Interconnectivity is also evolving. Gao Xiaojun, server architect at ByteDance, expects XPU power to reach 2,000–3,000 watts in the next 2–3 years, making “optical interconnects in Scale-up architectures a necessity.” Chris Petersen, a board member of the UALink and CXL alliances, noted that collection communication pressures from MoE models and large-scale XPU clusters are becoming bottlenecks for computing power release. Copper and optical interconnects are forming a layered collaboration based on distance, power, and density. Chen Xuanhao of Qinghong Electronics believes copper interconnects will remain fundamental for intra-cabinet connections, while Peng Xiaowei of Luxshare Precision Industry sees integrated opto-electro-thermal designs as critical for breaking communication bottlenecks.
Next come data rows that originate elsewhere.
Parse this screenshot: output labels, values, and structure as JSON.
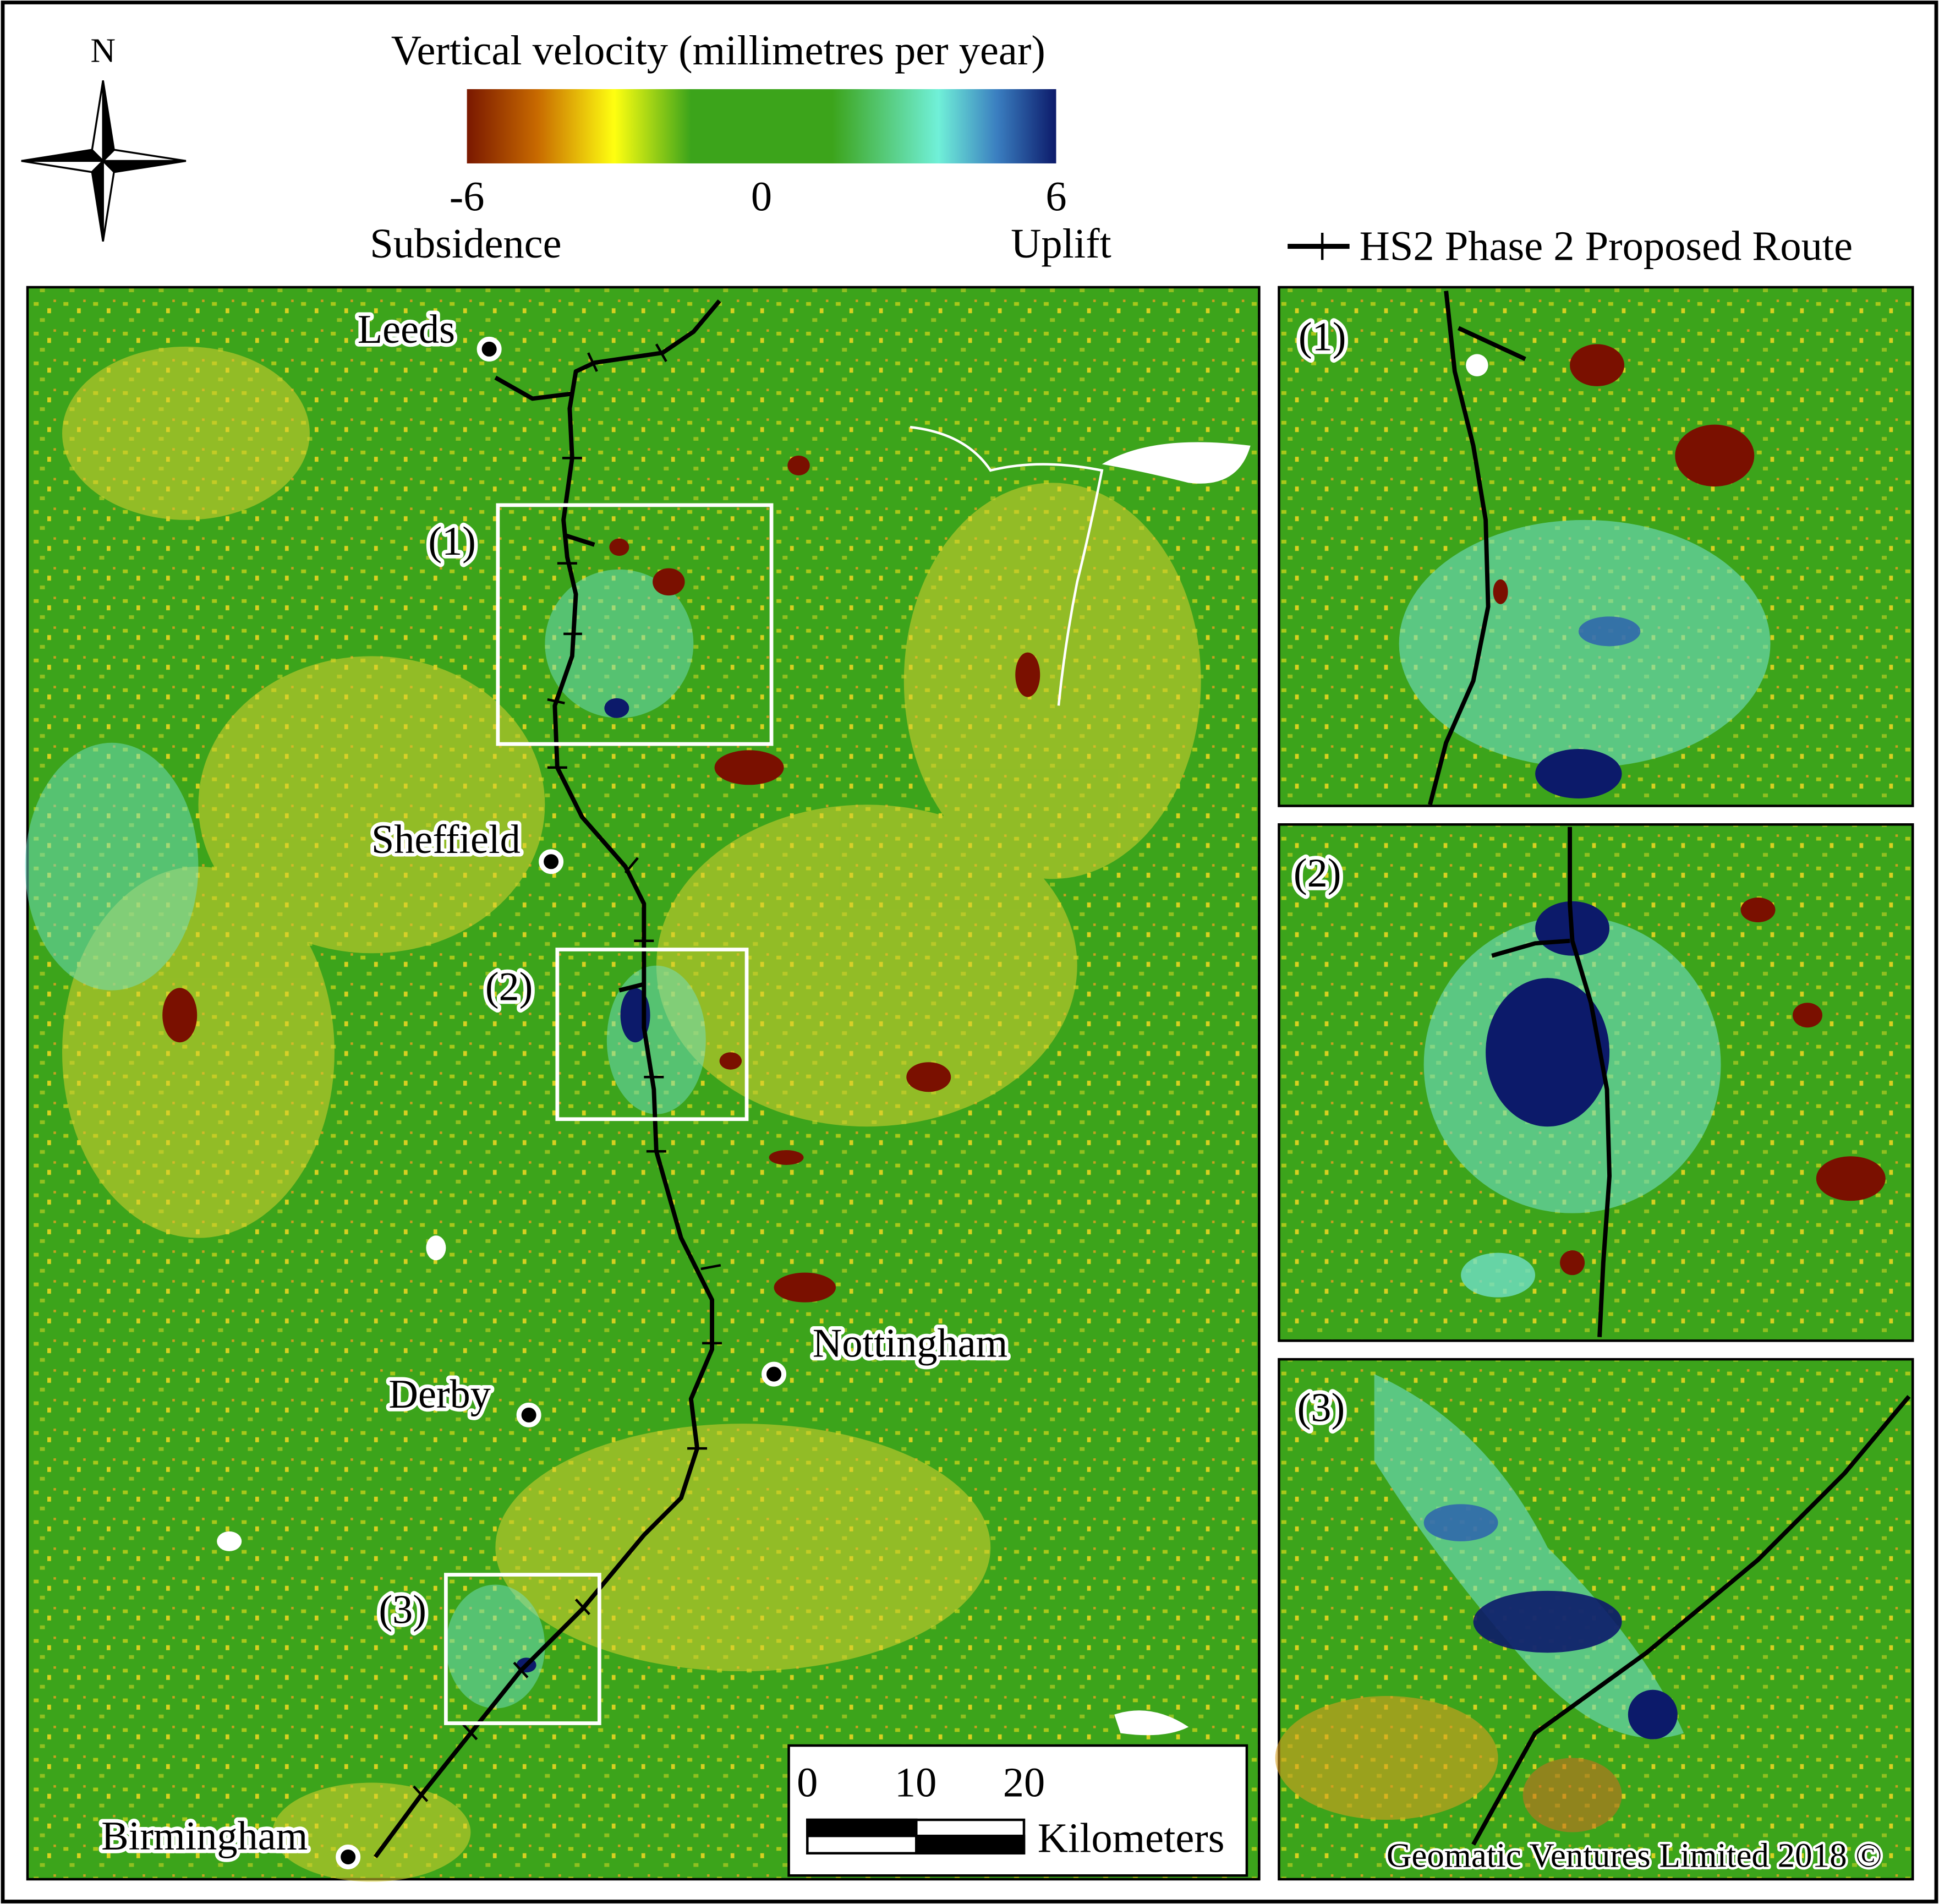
{
  "north": "N",
  "legend": {
    "title": "Vertical velocity (millimetres per year)",
    "min": -6,
    "max": 6,
    "ticks": [
      -6,
      0,
      6
    ],
    "low_label": "Subsidence",
    "high_label": "Uplift",
    "route_label": "HS2 Phase 2 Proposed Route"
  },
  "cities": [
    "Leeds",
    "Sheffield",
    "Nottingham",
    "Derby",
    "Birmingham"
  ],
  "boxes": [
    "(1)",
    "(2)",
    "(3)"
  ],
  "scale_bar": {
    "ticks": [
      0,
      10,
      20
    ],
    "unit": "Kilometers"
  },
  "credit": "Geomatic Ventures Limited 2018 ©"
}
In summary, the signals from this Open Compute Conference are clear: New trends like AI coding, multi-agent collaboration, and multi-model integration are driving systemic reconstruction of AI infrastructure. CPUs and GPUs are shifting from division of labor to collaboration, super-nodes are moving from concept to scale deployment, and gigawatt-scale AI computing centers are accelerating as the new industry direction.
These three signals all aim to address the shortage of high-quality tokens. As the infrastructure supporting them is being rebuilt, industry participants agree that while the market is flourishing with diverse solutions, only through open collaboration can foundational technologies like high-speed interconnects, power supply, and cooling truly synergize to support the rapid deployment of agent-based infrastructure.